In Linux, you may need to experiment a little for the font size that gives the sharpest text. Due to the font handling in Nuklear, some fractional pixel sizes give better visual results than others. For example, on my system, the text is sharp at a size of 14.4 (but on your system, a different value may be optimal).

As an aside: the utilities have more command line options than just -f. The -f option is common to all GUI utilities. Use the -h or -? options to get a summary of the command line options for each utility.

Linux

Prerequisites are

  • libbsd-dev
  • libfontconfig-dev
  • libgtk-3-dev
  • libusb-1.0-0-dev
  • glfw-3.3 (libglfw3-dev)

The development packages for these modules must be present. If you build glfw from source (as a static library), you can configure the path to the include files and the library in makefile.cfg. In particular, on some Linux distributions the library is called glfw rather than glfw3; in this case, create a makefile.cfg file in the same directory as Makefile.linux and add the following line to it:

GLFW_LIBNAME := glfw

(Again, see the top of Makefile.linux for other options.)

Windows with MingW

A makefile is provided for MingW, called Makefile.mingw.

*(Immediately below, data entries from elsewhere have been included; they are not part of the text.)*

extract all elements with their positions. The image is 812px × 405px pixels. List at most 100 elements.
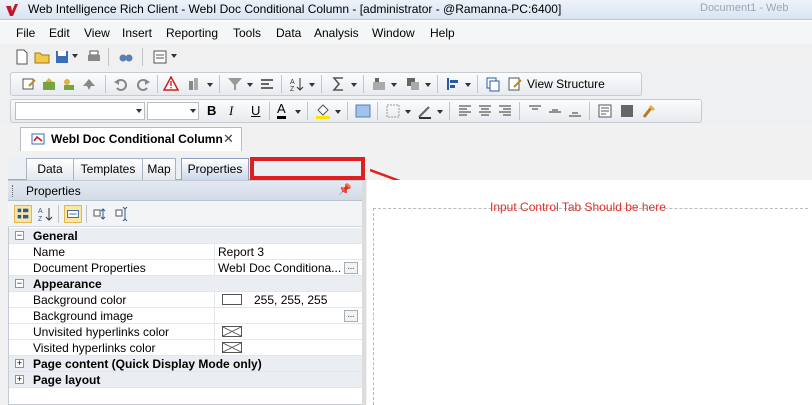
print-icon[interactable] [86, 49, 102, 65]
property-value[interactable]: WebI Doc Conditiona... [218, 261, 344, 275]
group-page-layout[interactable]: + Page layout [9, 372, 364, 388]
expand-icon[interactable]: + [15, 359, 24, 368]
arrange-dropdown-icon[interactable] [425, 83, 431, 87]
align-right-icon[interactable] [497, 103, 513, 119]
align-center-icon[interactable] [477, 103, 493, 119]
redo-icon[interactable] [135, 76, 151, 92]
sum-dropdown-icon[interactable] [351, 83, 357, 87]
property-row-document-properties[interactable]: Document Properties WebI Doc Conditiona.… [9, 260, 364, 276]
collapse-all-icon[interactable] [114, 205, 132, 223]
tab-properties[interactable]: Properties [181, 158, 249, 180]
menu-insert[interactable]: Insert [122, 26, 152, 40]
align-icon[interactable] [445, 76, 461, 92]
pin-icon[interactable]: 📌 [338, 183, 352, 196]
property-row-name[interactable]: Name Report 3 [9, 244, 364, 260]
background-image-icon[interactable] [355, 103, 371, 119]
panel-splitter[interactable] [362, 180, 366, 405]
property-value[interactable]: Report 3 [218, 245, 344, 259]
add-data-icon[interactable] [61, 76, 77, 92]
insert-cell-dropdown-icon[interactable] [391, 83, 397, 87]
no-color-icon[interactable] [222, 342, 242, 353]
menu-data[interactable]: Data [276, 26, 301, 40]
format-painter-icon[interactable] [641, 103, 657, 119]
save-icon[interactable] [54, 49, 70, 65]
view-mode-dropdown-icon[interactable] [171, 54, 177, 58]
tab-data[interactable]: Data [26, 158, 74, 180]
drag-handle-icon[interactable] [12, 185, 15, 197]
menu-edit[interactable]: Edit [49, 26, 70, 40]
ellipsis-button[interactable]: ... [344, 262, 358, 274]
font-name-combo[interactable] [15, 102, 145, 120]
edit-data-provider-icon[interactable] [41, 76, 57, 92]
color-swatch[interactable] [222, 294, 242, 305]
property-pages-icon[interactable] [64, 205, 82, 223]
font-size-dropdown-icon[interactable] [190, 109, 196, 113]
align-top-icon[interactable] [527, 103, 543, 119]
menu-help[interactable]: Help [430, 26, 455, 40]
save-dropdown-icon[interactable] [72, 54, 78, 58]
wrap-text-icon[interactable] [597, 103, 613, 119]
menu-window[interactable]: Window [372, 26, 415, 40]
borders-dropdown-icon[interactable] [405, 110, 411, 114]
property-row-background-color[interactable]: Background color 255, 255, 255 [9, 292, 364, 308]
fill-color-dropdown-icon[interactable] [335, 110, 341, 114]
open-folder-icon[interactable] [34, 49, 50, 65]
view-structure-icon[interactable] [507, 76, 523, 92]
property-row-unvisited-hyperlinks-color[interactable]: Unvisited hyperlinks color [9, 324, 364, 340]
find-icon[interactable] [118, 49, 134, 65]
sort-dropdown-icon[interactable] [309, 83, 315, 87]
filter-icon[interactable] [227, 76, 243, 92]
filter-dropdown-icon[interactable] [247, 83, 253, 87]
property-row-visited-hyperlinks-color[interactable]: Visited hyperlinks color [9, 340, 364, 356]
sum-icon[interactable] [331, 76, 347, 92]
align-bottom-icon[interactable] [567, 103, 583, 119]
bold-icon[interactable]: B [207, 103, 216, 118]
menu-tools[interactable]: Tools [233, 26, 261, 40]
ellipsis-button[interactable]: ... [344, 310, 358, 322]
track-changes-dropdown-icon[interactable] [207, 83, 213, 87]
tab-templates[interactable]: Templates [73, 158, 143, 180]
tab-map[interactable]: Map [142, 158, 176, 180]
expand-all-icon[interactable] [92, 205, 110, 223]
borders-icon[interactable] [385, 103, 401, 119]
insert-cell-icon[interactable] [371, 76, 387, 92]
border-style-dropdown-icon[interactable] [437, 110, 443, 114]
sort-icon[interactable]: AZ [289, 76, 305, 92]
menu-file[interactable]: File [16, 26, 35, 40]
font-size-combo[interactable] [147, 102, 199, 120]
no-color-icon[interactable] [222, 326, 242, 337]
menu-analysis[interactable]: Analysis [314, 26, 359, 40]
menu-reporting[interactable]: Reporting [166, 26, 218, 40]
warning-icon[interactable] [163, 76, 179, 92]
duplicate-report-icon[interactable] [485, 76, 501, 92]
new-document-icon[interactable] [14, 49, 30, 65]
arrange-icon[interactable] [405, 76, 421, 92]
refresh-data-icon[interactable] [81, 76, 97, 92]
collapse-icon[interactable]: − [15, 231, 24, 240]
track-changes-icon[interactable] [187, 76, 203, 92]
document-tab[interactable]: WebI Doc Conditional Column ✕ [20, 127, 242, 151]
italic-icon[interactable]: I [229, 103, 233, 119]
group-page-content[interactable]: + Page content (Quick Display Mode only) [9, 356, 364, 372]
edit-query-icon[interactable] [21, 76, 37, 92]
font-name-dropdown-icon[interactable] [136, 109, 142, 113]
fill-color-icon[interactable] [315, 103, 331, 119]
break-icon[interactable] [259, 76, 275, 92]
close-icon[interactable]: ✕ [223, 131, 234, 147]
view-mode-icon[interactable] [152, 49, 168, 65]
border-style-icon[interactable] [417, 103, 433, 119]
format-cell-icon[interactable] [619, 103, 635, 119]
menu-view[interactable]: View [84, 26, 110, 40]
group-appearance[interactable]: − Appearance [9, 276, 364, 292]
expand-icon[interactable]: + [15, 375, 24, 384]
undo-icon[interactable] [113, 76, 129, 92]
font-color-dropdown-icon[interactable] [295, 110, 301, 114]
property-row-background-image[interactable]: Background image ... [9, 308, 364, 324]
collapse-icon[interactable]: − [15, 279, 24, 288]
align-left-icon[interactable] [457, 103, 473, 119]
group-general[interactable]: − General [9, 228, 364, 244]
categorized-view-icon[interactable] [14, 205, 32, 223]
alphabetical-sort-icon[interactable]: AZ [36, 205, 54, 223]
align-dropdown-icon[interactable] [465, 83, 471, 87]
align-middle-icon[interactable] [547, 103, 563, 119]
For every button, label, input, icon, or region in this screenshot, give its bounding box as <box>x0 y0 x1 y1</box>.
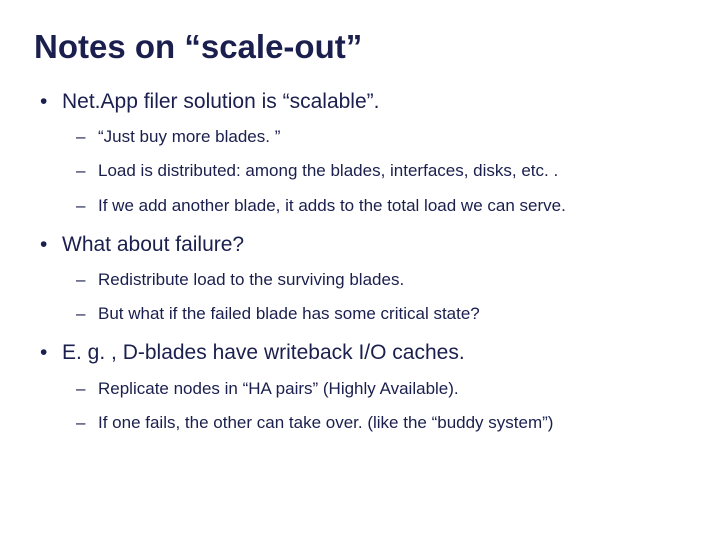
sub-bullet-text: If one fails, the other can take over. (… <box>98 413 553 432</box>
sub-bullet-item: “Just buy more blades. ” <box>62 126 686 148</box>
bullet-item: What about failure? Redistribute load to… <box>34 231 686 326</box>
sub-bullet-text: “Just buy more blades. ” <box>98 127 280 146</box>
sub-bullet-item: But what if the failed blade has some cr… <box>62 303 686 325</box>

The current release links to either WinUSB or libusbK dynamically. It is no longer necessary to get the headers for WinUSB from the Windows DDK or create an import library from a .def file. However, for the libusbK option, you will need to download the appropriate libusbK.dll and place it into the directory where the binaries are built. See the libusbK project.

To generate the .res files, use MingW's windres function as follows:

windres -O coff -J rc -i file.rc -o file.res

Windows with Visual C/C++

The makefile for Visual C/C++ (Makefile.msvc) uses Microsoft's nmake, which is a bare-bones make clone.

You may have to create a makefile.cfg file with the paths that the Visual C/C++ compiler should look in for the include files.

INCLUDE = /I "C:\Program Files (x86)\Windows Kits\10\Include\10.0.17763.0\um"

There are several include paths that you may need to append to that INCLUDE macro.